Ketiga, kooperasi. Muhammadiyah punya BTM (Baitut Tamwil Muhammadiyah) yang banyak. Ini menunjukkan Muhammadiyah bisa meningkatkan kooperasi. Keempat, membangun creative capitalism. Yakni harus bisa mengemas berbagai unit usaha sosial itu menjadi unit usaha yang punya nilai ekonomis. Organisasi nonprofit itu bisa dikelola menjadi bisnis yang besar. Muhammadiyah memang badan hukumnya nonprofit, tapi amal usahanya bisa dikembangkan menjadi not for profit.

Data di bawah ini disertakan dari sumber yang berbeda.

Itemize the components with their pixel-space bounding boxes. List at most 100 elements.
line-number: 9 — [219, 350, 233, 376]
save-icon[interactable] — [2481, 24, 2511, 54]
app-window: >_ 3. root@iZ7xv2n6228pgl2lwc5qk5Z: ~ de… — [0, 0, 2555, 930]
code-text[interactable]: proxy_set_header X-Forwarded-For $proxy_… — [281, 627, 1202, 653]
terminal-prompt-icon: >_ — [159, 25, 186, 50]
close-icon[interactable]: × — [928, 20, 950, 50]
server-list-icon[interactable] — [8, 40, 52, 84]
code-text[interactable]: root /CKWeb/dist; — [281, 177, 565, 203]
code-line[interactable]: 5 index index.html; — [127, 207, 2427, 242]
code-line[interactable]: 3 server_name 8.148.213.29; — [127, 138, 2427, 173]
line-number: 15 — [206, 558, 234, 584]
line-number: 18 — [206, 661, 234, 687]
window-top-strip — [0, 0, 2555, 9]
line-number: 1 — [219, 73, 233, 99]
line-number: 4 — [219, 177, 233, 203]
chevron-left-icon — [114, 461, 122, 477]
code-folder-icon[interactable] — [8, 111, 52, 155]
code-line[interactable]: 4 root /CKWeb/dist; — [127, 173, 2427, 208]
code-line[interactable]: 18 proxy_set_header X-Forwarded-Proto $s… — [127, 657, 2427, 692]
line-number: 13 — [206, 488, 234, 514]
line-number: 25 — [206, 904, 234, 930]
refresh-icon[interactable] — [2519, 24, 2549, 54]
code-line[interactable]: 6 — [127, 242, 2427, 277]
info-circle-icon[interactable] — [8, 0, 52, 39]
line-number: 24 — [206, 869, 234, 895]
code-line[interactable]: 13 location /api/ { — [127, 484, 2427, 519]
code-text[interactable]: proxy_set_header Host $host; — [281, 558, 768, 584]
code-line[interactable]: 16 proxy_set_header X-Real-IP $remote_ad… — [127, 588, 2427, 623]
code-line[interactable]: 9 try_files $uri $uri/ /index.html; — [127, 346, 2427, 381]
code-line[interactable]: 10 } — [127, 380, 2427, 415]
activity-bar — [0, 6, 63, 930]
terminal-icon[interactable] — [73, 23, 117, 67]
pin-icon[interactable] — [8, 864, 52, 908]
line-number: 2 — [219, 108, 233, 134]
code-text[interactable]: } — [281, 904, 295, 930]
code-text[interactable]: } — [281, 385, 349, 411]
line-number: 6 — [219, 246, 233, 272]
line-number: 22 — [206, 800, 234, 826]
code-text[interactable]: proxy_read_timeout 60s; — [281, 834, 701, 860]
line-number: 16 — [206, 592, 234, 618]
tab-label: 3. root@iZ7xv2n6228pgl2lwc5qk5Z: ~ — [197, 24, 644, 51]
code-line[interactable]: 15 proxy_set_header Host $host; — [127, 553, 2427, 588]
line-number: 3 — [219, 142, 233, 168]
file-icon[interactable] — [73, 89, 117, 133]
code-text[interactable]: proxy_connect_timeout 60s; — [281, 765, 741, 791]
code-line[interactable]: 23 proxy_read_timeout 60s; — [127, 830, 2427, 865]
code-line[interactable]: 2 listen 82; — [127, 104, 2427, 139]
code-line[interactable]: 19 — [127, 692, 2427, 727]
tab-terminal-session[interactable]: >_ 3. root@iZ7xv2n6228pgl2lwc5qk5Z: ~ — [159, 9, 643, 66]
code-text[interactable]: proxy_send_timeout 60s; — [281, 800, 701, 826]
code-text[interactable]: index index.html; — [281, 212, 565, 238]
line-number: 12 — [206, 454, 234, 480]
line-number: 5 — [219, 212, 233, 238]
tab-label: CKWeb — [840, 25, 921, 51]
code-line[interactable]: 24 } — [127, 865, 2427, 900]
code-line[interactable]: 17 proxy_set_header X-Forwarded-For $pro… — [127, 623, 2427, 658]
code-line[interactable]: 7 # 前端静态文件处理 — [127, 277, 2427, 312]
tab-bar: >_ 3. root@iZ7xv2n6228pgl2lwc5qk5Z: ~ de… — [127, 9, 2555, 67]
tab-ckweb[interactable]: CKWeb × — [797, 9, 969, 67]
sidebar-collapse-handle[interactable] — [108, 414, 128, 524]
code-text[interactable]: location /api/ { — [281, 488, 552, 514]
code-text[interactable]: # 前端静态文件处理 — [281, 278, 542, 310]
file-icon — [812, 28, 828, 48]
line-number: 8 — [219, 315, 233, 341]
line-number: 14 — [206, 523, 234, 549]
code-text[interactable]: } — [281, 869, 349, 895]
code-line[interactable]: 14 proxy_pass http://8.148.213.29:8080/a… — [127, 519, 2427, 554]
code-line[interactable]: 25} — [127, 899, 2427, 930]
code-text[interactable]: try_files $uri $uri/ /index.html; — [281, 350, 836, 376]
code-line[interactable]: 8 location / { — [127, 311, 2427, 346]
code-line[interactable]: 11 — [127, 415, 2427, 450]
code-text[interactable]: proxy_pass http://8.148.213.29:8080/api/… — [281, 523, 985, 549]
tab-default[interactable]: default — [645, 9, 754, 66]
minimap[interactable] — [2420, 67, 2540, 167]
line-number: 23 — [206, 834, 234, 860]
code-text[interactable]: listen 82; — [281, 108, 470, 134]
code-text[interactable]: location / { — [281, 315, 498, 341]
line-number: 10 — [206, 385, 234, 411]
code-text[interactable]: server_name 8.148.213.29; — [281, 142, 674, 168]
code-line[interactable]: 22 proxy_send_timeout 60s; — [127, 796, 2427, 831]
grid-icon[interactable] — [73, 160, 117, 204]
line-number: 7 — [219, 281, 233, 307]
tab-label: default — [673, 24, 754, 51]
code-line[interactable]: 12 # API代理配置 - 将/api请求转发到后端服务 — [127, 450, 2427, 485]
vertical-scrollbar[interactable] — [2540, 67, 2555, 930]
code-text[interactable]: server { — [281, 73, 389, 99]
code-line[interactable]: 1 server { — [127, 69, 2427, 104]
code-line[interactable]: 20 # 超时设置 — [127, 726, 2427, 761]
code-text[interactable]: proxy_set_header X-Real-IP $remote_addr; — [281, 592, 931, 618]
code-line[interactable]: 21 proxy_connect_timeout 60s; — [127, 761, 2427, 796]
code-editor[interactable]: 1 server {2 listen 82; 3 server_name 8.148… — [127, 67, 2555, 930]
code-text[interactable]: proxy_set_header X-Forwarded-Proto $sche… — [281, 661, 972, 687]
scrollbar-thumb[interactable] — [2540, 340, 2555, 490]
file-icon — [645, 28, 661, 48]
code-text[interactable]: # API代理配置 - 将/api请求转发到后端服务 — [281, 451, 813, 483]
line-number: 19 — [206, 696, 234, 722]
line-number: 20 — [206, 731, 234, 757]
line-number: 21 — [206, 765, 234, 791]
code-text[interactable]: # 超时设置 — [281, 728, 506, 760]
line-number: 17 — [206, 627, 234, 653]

“Not for profit itu dapat keuntungan dari amal usaha tetapi profitnya kita gunakan dan diputar lagi untuk kegiatan dakwah Muhammadiyah. Kalau kita mau mengembangkan ini, maka Muhammadiyah akan bisa bangkit dan maju dalam bidang ekonomi,” tuturnya.
Mu’ti menyampaikan, banyak peluang bisnis yang dekat dengan syariat agama. Di Jakarta, misalnya, ada profesi perias jenazah. Ada jasa mengerahkan orang takziah. Mungkin di Islam tidak boleh merias jenazah. Tetapi banyak orang Islam tidak berani mengkafani jenazah dan memandikan. Ini menjadi peluang bisnis yang bagus. Saat ini ada amal usaha bernama husnul khatimah di Yogya. Per bulan jamaahnya iuran 15 ribu. Begitu meninggal, dapat paket memandikan dan mengafankan.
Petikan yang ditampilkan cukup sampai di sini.